Walter an’ Maggie had been married ten years to the day when she delivered her second son, Evelyn Lee, in 1950. His older brother, Leland, had turned four in July, four months earlier. Right from the start, it was clear, this new baby wasn’t gonna have an easy go of life.


I mean, just look at that name. Why in the SAM HILL (Walter’s favorite minced oath) would you name your boy Evelyn? I never knew where it came from, an’ when I asked, which I did plenty of times, I’s ignored. By the time I sat down to write it all out, that poor boy’s name was one skeleton that would never make its way out of the closet.


A few weeks after Evelyn’s birth, it was clear. Maggie was very sick.


It had started a year earlier, the day after Christmas in 1949, when Maggie came down with the ‘flu, or at least, that’s what ever’one thought it was. Her low-grade fever, body aches, an’ fatigue hung on longer’n expected, an’ her cough never fully left her, not even when spring came.


The first three months of 1950 had seen extreme weather conditions that only made Maggie’s slow recovery harder. It was one of the worst winters she an’ Walter had ever lived through. Severe blizzards an’ constant snowfall created enormous snowdrifts that swallowed up fence posts an’ trapped whole communities.


The entire state of Iowa—the whole Midwest, for that matter—shivered under a thick blanket of snow an’ ice. Travel was nearly impossible in some areas, an’ food an’ medical supplies had to be air-dropped into stranded farms.


It didn’t get quite that bad on the Phillips farm, but the daily burden kept Walter on edge, always on guard. He fought against snow an’ sub-zero temperatures that threatened his livestock an’ outbuildings. Makin’ sure the animals had enough food an’ water, battlin’ frozen pipes an’ frostbitten hands, filled his days.


He’d been doin’ this work for years, but this winter tested him like none other. Ever’body’s life was at risk, human an’ animal alike. An’ it wasn’t just the physical toll, either.


The weight of it all, the endless fight to keep roads around the farm clear, the long hours spent seein’ to the livestock, the constant worry over Maggie’s health. It all drained him.
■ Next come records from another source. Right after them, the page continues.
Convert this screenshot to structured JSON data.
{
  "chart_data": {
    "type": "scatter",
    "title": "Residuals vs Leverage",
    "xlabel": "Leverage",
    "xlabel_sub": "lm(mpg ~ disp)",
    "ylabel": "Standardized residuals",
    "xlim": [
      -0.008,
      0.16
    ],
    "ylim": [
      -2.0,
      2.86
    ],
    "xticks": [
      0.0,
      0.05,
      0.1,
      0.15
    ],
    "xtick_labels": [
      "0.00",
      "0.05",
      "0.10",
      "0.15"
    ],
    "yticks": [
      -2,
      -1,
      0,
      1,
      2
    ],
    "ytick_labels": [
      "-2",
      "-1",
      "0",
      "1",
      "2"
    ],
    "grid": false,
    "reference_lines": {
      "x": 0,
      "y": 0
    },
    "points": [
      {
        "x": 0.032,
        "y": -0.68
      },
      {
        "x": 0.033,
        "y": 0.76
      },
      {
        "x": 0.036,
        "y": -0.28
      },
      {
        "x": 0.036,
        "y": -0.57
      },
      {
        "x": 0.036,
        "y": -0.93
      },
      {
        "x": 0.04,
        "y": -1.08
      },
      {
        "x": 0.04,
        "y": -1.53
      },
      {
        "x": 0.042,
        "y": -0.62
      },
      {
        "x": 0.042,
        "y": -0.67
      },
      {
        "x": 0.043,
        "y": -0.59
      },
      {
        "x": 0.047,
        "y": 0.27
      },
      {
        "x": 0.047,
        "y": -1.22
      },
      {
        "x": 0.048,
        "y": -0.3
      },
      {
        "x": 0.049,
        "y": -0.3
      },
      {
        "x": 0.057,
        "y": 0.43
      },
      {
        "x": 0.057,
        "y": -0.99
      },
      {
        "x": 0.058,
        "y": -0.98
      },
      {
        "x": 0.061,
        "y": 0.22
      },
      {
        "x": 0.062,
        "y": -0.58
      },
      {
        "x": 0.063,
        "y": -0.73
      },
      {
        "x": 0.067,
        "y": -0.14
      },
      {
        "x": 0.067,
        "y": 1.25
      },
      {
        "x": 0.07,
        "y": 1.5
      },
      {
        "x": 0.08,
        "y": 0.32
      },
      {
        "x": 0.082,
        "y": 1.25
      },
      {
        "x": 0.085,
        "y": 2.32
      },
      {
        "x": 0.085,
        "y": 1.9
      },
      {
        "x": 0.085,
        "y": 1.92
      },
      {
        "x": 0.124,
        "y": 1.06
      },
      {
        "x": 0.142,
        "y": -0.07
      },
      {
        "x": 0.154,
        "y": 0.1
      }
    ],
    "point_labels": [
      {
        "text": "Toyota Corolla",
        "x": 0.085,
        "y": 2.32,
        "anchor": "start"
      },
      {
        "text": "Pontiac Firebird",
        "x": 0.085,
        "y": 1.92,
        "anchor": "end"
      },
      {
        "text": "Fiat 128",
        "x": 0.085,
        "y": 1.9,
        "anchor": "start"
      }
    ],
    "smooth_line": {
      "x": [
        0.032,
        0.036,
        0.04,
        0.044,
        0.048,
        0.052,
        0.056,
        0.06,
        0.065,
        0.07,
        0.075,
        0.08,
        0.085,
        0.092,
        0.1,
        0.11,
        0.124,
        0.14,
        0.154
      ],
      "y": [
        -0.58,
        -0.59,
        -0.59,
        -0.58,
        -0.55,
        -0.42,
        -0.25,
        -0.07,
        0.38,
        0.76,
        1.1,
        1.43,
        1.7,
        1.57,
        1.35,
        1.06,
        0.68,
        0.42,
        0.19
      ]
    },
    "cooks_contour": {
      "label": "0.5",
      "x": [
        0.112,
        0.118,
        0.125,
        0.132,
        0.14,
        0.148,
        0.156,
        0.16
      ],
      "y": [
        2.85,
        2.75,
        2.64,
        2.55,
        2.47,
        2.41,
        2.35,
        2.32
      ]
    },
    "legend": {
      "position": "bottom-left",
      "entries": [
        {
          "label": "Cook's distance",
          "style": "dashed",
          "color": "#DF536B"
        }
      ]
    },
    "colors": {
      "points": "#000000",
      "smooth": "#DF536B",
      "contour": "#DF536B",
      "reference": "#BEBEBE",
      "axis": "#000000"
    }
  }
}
By the end of the day, Walter barely had the strength to fall into bed. Some nights, he was too tired even to eat.


Maggie’s three-year old son, Leland, required much of her time an’ energy. Household chores an’ helpin’ Walter with the farm durin’ such extreme weather would have been difficult in the best of times. When Maggie got sick, it was more’n she could manage, an’ Walter could see the cracks.


Maggie’d been through hard times before, but this was different. The fire that had burned so brightly in her had dimmed, flickerin’ against a cold wind she couldn’t fight. Walter watched her in the kitchen, his brow furrowed, the worry set deep in his bones. Maggie brushed off his concerns like she always did, sayin’ she was fine, but he knew better.


The truth was, the Maggie he’d married, the Maggie who marched right up to him an’ demanded a dance, was fadin’ away an’ he didn’t know how to stop it. He had to find a way to help her.


Walter still believed hard work an’ determination could fix most things. He had no way of knowin’ that some troubles had already slipped beyond his reach.